Sharma_2010_Pharmacol.Biochem.Behav_96_386

Activated JNK has been reported to be located in nucleus in mild cases of Alzheimer's disease (AD), but is exclusively in cytoplasm in more advanced stages of AD and implicated in its pathogenesis, suggesting that activation and re-distribution of JNK correlate with the progress of AD. The present study was designed to investigate the role of JNK in intracerebroventricular streptozotocin (i.c.v. STZ) induced cognitive impairment and oxidative stress. Streptozotocin has been observed to impair learning and memory, increase oxidative-nitritive stress, induce cholinergic hypofunction and neuronal damage in rat brain. Chronic treatment with SP600125 from day 10 to 28 following i.c.v. STZ injections significantly improved spatial memory, attenuate oxidative-nitritive stress.
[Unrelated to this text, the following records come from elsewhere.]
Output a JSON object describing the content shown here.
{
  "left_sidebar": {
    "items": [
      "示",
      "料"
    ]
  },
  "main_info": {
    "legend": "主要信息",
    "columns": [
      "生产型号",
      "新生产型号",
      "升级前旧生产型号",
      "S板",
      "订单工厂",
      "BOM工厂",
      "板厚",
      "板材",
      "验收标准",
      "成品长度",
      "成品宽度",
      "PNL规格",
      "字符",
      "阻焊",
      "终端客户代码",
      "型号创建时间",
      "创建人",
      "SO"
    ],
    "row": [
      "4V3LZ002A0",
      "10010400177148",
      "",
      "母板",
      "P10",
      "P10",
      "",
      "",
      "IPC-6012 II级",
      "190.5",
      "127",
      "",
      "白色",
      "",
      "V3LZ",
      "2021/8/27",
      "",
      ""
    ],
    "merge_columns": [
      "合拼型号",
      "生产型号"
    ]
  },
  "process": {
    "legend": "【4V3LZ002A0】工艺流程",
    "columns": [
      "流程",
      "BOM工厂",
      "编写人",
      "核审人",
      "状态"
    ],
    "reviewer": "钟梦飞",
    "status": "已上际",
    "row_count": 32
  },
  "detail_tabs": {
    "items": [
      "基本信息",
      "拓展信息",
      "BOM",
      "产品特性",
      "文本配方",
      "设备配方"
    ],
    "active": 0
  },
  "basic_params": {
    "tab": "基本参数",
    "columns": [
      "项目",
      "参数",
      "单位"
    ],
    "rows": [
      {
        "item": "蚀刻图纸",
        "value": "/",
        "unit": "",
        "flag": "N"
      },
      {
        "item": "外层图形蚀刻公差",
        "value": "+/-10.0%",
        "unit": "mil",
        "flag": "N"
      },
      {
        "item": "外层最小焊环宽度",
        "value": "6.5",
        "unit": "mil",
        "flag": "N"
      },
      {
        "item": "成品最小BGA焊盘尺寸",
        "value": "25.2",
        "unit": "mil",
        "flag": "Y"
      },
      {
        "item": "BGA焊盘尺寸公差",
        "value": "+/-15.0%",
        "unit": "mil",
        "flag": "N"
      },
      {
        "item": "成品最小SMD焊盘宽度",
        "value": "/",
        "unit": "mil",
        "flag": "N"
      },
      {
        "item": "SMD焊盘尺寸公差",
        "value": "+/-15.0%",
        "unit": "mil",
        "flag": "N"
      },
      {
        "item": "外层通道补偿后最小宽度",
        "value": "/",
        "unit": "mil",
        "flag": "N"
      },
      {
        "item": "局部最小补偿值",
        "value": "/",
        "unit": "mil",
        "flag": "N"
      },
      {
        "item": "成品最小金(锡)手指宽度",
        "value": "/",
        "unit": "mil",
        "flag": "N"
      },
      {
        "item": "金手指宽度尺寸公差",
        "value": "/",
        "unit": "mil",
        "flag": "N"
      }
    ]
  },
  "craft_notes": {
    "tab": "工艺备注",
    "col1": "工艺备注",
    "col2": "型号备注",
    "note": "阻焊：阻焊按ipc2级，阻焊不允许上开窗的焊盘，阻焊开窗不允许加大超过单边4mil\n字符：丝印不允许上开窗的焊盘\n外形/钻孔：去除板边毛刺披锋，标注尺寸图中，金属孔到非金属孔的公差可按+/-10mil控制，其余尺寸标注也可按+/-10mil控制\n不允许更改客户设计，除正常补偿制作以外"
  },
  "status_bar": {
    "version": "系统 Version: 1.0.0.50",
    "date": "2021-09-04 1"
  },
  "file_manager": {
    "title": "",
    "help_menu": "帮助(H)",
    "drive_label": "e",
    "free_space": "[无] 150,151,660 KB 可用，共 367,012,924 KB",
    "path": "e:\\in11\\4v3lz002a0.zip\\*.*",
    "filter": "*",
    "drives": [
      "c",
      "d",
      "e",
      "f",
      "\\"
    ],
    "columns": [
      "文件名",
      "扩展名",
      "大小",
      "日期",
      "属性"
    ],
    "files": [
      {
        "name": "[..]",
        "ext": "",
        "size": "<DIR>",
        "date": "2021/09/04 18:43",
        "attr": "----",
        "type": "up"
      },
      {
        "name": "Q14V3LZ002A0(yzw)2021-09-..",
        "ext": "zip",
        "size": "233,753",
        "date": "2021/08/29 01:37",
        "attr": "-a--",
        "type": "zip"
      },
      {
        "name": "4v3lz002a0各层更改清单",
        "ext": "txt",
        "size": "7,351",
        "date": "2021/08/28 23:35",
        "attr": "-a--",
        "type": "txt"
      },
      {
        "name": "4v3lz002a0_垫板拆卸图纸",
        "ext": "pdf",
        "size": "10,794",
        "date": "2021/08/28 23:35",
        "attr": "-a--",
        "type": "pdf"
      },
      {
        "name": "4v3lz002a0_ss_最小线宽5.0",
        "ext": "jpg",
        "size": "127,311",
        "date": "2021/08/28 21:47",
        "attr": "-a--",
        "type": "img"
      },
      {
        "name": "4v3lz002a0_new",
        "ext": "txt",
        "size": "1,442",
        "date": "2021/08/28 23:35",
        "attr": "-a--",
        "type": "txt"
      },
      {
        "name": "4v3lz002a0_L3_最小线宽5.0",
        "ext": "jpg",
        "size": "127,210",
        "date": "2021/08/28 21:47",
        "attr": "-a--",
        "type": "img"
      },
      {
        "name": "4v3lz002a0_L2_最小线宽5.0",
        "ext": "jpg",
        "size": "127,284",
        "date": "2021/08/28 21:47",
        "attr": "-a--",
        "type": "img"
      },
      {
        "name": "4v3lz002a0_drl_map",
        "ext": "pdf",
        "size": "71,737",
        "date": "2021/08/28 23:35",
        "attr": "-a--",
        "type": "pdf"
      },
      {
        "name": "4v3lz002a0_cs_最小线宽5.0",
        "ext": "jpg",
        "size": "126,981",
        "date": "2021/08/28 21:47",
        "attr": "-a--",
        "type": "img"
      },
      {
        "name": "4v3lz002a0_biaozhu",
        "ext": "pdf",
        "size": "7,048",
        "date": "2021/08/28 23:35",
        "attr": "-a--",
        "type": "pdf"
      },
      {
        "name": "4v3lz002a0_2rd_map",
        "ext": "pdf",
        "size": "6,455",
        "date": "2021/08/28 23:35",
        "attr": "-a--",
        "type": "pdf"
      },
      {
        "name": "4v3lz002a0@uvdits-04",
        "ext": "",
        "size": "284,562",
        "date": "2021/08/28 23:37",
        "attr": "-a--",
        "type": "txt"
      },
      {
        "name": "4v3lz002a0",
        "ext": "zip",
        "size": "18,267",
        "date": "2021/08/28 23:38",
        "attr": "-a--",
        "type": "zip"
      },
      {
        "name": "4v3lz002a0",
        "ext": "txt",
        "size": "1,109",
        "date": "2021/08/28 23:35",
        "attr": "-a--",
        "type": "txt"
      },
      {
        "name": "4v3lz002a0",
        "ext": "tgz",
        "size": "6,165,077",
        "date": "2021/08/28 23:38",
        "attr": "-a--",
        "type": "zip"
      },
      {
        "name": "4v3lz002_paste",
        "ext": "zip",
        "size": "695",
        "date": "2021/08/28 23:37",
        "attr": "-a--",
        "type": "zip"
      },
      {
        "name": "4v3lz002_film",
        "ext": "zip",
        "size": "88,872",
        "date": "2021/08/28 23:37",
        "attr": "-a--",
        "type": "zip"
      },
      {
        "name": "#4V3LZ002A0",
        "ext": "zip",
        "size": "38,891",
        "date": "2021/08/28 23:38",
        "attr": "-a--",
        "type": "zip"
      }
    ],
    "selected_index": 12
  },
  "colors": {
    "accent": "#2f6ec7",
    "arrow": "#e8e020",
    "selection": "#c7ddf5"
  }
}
In addition, significant increase in acetylcholinesterase activity and lactate dehydrogenase (LDH) levels was observed in the present model indicating cholinergic hypofunction and increase in neuronal cell damage. Whereas, SP600125 treatment significantly restored acetylcholinesterase activity and reduced LDH levels indicating restorative capacity of SP600125 with respect to cholinergic functions and preventing the neuronal damage. In line with previous report, the current study also supports the potential of JNK inhibition as a possible therapeutic strategy to ameliorate neurodegenerative disorders associated with oxidative stress and cognitive impairment.